Annemin nasihatleri, babamın yasakları, öğretmenlerimizin öğrettikleri, uyuyor numarası yapıp dinlediğimiz hikayelerin hepsi doğru çıkacaktı. Oysa bir kulağımızdan girip diğerinden çıkacak kadar uzağındaydık söylenenlerin.
Mantık ile duygu, günah ile sevap, doğru ile yanlış, iyi ile kötü, yokluk ile varlık, mutluluk ile mutsuzluk, tahayyül ile hakikat arasında, dengelerin hassas olduğu bu terazinin tam ortasında durabilmekti yaşamak...
Toplumdu, değer yargılarıydı, din ve hukuk kurallarıydı derken hayata prangalar ile gelmiştik zaten ve prangalardan kurtulma isteği insan olmanın fıtratında vardı. Hayatı yaşanır kılan bu sınav değil miydi, ya şeytana uyup kıracaktık zincirlerimizi ya da bilecektik kulluk görevlerimizi…

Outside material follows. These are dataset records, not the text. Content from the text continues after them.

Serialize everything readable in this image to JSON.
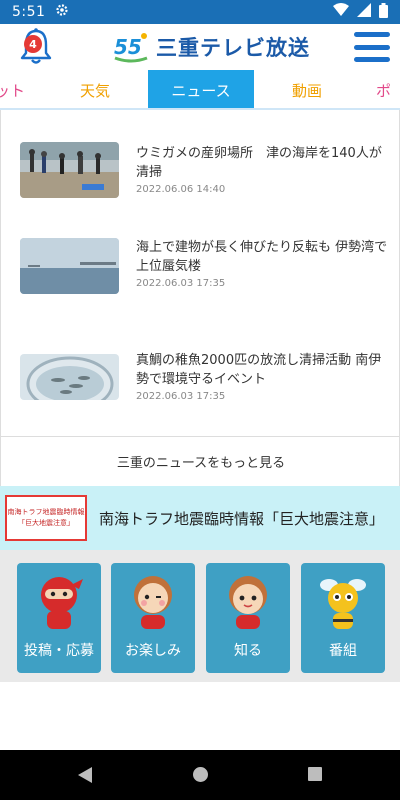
{
  "status_bar": {
    "time": "5:51"
  },
  "header": {
    "notification_count": "4",
    "logo_text": "三重テレビ放送",
    "logo_mark_text": "55"
  },
  "tabs": [
    {
      "label": "ット",
      "state": "partial"
    },
    {
      "label": "天気",
      "state": "normal"
    },
    {
      "label": "ニュース",
      "state": "active"
    },
    {
      "label": "動画",
      "state": "normal"
    },
    {
      "label": "ポ",
      "state": "partial"
    }
  ],
  "news": {
    "items": [
      {
        "title": "ウミガメの産卵場所　津の海岸を140人が清掃",
        "date": "2022.06.06 14:40",
        "thumb": "beach-cleanup"
      },
      {
        "title": "海上で建物が長く伸びたり反転も 伊勢湾で上位蜃気楼",
        "date": "2022.06.03 17:35",
        "thumb": "sea-mirage"
      },
      {
        "title": "真鯛の稚魚2000匹の放流し清掃活動 南伊勢で環境守るイベント",
        "date": "2022.06.03 17:35",
        "thumb": "fish-bucket"
      }
    ],
    "more_label": "三重のニュースをもっと見る"
  },
  "alert": {
    "thumb_line1": "南海トラフ地震臨時情報",
    "thumb_line2": "「巨大地震注意」",
    "text": "南海トラフ地震臨時情報「巨大地震注意」"
  },
  "categories": [
    {
      "label": "投稿・応募",
      "icon": "ninja-mascot-icon"
    },
    {
      "label": "お楽しみ",
      "icon": "girl-mascot-icon"
    },
    {
      "label": "知る",
      "icon": "boy-mascot-icon"
    },
    {
      "label": "番組",
      "icon": "bee-mascot-icon"
    }
  ],
  "colors": {
    "status_bar": "#1a6fb6",
    "tab_active": "#1fa3e6",
    "tab_text": "#f0a000",
    "alert_bg": "#c9f1f7",
    "category_bg": "#3fa0c4"
  }
}
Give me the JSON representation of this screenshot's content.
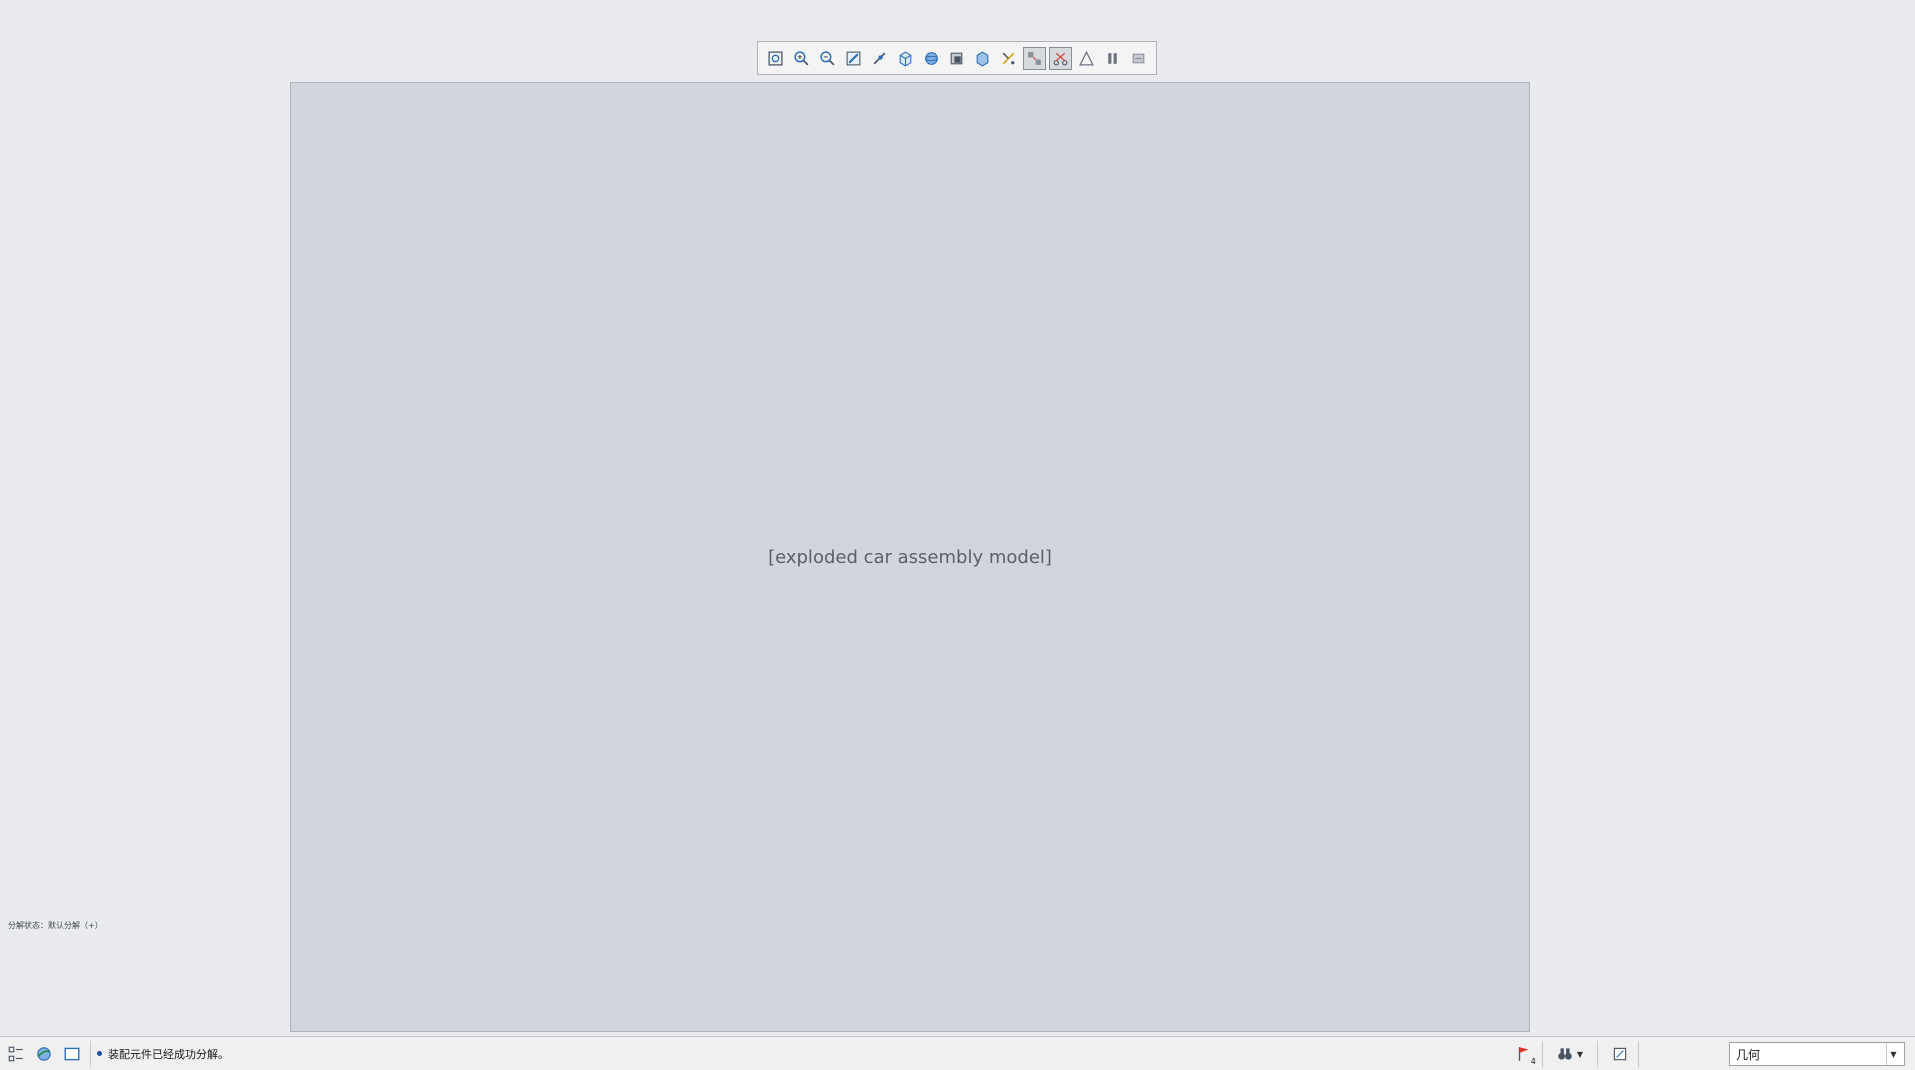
{
  "toolbar": {
    "buttons": [
      {
        "icon": "refit-icon"
      },
      {
        "icon": "zoom-in-icon"
      },
      {
        "icon": "zoom-out-icon"
      },
      {
        "icon": "repaint-icon"
      },
      {
        "icon": "orient-icon"
      },
      {
        "icon": "saved-views-icon"
      },
      {
        "icon": "display-style-icon"
      },
      {
        "icon": "section-icon"
      },
      {
        "icon": "view-manager-icon"
      },
      {
        "icon": "datum-display-icon"
      },
      {
        "icon": "explode-view-icon",
        "active": true
      },
      {
        "icon": "edit-position-icon",
        "active": true
      },
      {
        "icon": "annotations-icon"
      },
      {
        "icon": "pause-icon"
      },
      {
        "icon": "spin-center-icon"
      }
    ]
  },
  "viewport": {
    "placeholder_label": "[exploded car assembly model]",
    "explode_state": "分解状态：默认分解（+）"
  },
  "status_bar": {
    "message": "装配元件已经成功分解。",
    "notification_count": "4",
    "filter_value": "几何",
    "colors": {
      "flag": "#d9362b",
      "bullet": "#1a4fa0"
    }
  }
}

Aynı türden olup, aynı yöne bakamayan, aynı şeye farklı isimler koyan, kiminin "aşk" dediğine kimimiz "ahlaksızlık" diyecektik... Herkesin kendini mükemmel sandığı, başkasını kötü bildiği, herkesin kendi hikayesinde kahraman olduğu bir garip tür olacaktık. Şeytan bunları biliyordu ve eğlenerek izleyecekti bizi bir yerlerden...

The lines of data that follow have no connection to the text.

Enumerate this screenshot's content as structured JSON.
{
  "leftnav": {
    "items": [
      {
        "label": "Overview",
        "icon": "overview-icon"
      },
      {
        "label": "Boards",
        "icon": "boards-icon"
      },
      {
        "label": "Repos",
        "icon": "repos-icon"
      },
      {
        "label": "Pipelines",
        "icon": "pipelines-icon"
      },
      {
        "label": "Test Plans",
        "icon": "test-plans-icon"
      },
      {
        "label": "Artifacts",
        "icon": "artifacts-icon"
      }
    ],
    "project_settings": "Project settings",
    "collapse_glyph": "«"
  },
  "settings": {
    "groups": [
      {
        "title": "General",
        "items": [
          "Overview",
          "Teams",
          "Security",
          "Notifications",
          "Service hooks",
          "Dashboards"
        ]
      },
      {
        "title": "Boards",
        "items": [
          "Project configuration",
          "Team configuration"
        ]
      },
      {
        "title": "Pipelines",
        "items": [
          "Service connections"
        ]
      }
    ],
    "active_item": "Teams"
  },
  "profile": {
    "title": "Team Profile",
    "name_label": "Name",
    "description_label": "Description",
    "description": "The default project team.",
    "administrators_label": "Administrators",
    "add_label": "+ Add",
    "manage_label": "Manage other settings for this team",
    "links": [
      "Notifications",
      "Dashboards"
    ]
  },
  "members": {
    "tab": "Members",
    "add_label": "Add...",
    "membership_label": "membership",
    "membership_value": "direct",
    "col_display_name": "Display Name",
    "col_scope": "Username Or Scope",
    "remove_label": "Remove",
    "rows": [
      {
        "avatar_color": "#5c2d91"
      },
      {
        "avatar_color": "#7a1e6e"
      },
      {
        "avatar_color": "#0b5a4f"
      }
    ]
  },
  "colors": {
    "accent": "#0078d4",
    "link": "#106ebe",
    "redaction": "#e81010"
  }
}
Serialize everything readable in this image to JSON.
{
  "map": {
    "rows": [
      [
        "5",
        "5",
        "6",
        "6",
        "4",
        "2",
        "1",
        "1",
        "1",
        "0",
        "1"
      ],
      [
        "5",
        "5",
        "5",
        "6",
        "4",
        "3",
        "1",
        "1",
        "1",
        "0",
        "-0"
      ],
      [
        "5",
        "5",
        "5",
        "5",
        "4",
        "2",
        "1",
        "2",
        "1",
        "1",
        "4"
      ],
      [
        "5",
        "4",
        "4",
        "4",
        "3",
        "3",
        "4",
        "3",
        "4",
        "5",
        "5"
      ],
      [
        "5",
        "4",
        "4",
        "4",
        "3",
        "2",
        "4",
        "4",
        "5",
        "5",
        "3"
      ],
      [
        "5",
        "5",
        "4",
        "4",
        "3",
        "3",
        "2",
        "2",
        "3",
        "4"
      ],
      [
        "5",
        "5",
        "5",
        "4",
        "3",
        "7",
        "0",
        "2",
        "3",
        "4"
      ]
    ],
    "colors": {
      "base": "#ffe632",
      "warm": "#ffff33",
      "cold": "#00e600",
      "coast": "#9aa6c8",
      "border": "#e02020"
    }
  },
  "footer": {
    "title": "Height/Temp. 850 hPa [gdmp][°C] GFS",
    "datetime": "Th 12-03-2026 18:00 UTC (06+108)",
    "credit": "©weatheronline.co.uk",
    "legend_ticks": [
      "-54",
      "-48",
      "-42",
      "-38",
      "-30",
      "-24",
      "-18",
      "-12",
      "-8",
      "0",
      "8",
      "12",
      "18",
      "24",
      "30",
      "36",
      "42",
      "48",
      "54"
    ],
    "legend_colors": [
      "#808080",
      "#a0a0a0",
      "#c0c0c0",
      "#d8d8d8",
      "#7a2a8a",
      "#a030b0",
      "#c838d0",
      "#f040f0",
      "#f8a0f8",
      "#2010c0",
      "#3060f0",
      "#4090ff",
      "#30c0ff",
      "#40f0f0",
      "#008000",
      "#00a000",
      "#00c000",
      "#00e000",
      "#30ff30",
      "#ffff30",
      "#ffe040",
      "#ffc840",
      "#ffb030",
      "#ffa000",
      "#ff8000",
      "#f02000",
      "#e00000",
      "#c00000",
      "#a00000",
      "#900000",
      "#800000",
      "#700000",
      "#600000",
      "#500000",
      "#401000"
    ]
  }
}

Bizlerin acımasızca yaşadığını ağlayarak yazacaktı sol omzumuzdaki melek, gel gör ki onun adı "Günah meleği" bizimki ise "İNSAN"...
Kaç kişi anlayabilecekti bizi, kaçı kuşkusuz gözler ile bakacak, kaç kişi kendini koyabilecekti yerimize ve "kimi asarsak asalım bir gün bu günahların bizi de boğacağını" kaçımız bilecekti?..
Hayat bitene kadar her şeye adayız, kaçımız bunu göremeyecek kadar kibirli olacaktı?..
Bütün günahları, bütün yasakları yapabilecek potansiyelin hepimizde olduğu gerçeğini kaçımız kabul edecektik ?
İnkar bizim genlerimizde var, herkes kendi gerçeğini inkar edecekti. Kendini bile kandıran bir türden ne beklenebilir ki, kaç kişi toplumdan bağımsız hareket edip kişi olma cesaretini gösterebilecekti? Yani anlayacağınız korkakların ve kumkumaların kavgasının ortasında kalmaktı yaşamak...
Öyle ya! İnsansak hakkını vererek yaşamalı ve aynı rüzgarı ilk estiği yerde beklememeli, rüzgardan kaçmamalı, rüzgara doğru koşmalı, prangalarla gidilebildiğimiz yere kadar gitmeli; yol kısa-yol uzun, adımına-adamına göre değişecekti mesafe. Rotasının KADER, kılavuzunun NEFİS, duraklarının İNANÇ, düşmanın ŞEYTAN olduğu ve rakiplerinin İNSAN olduğu tuhaf bir coğrafyadır YAŞAMAK...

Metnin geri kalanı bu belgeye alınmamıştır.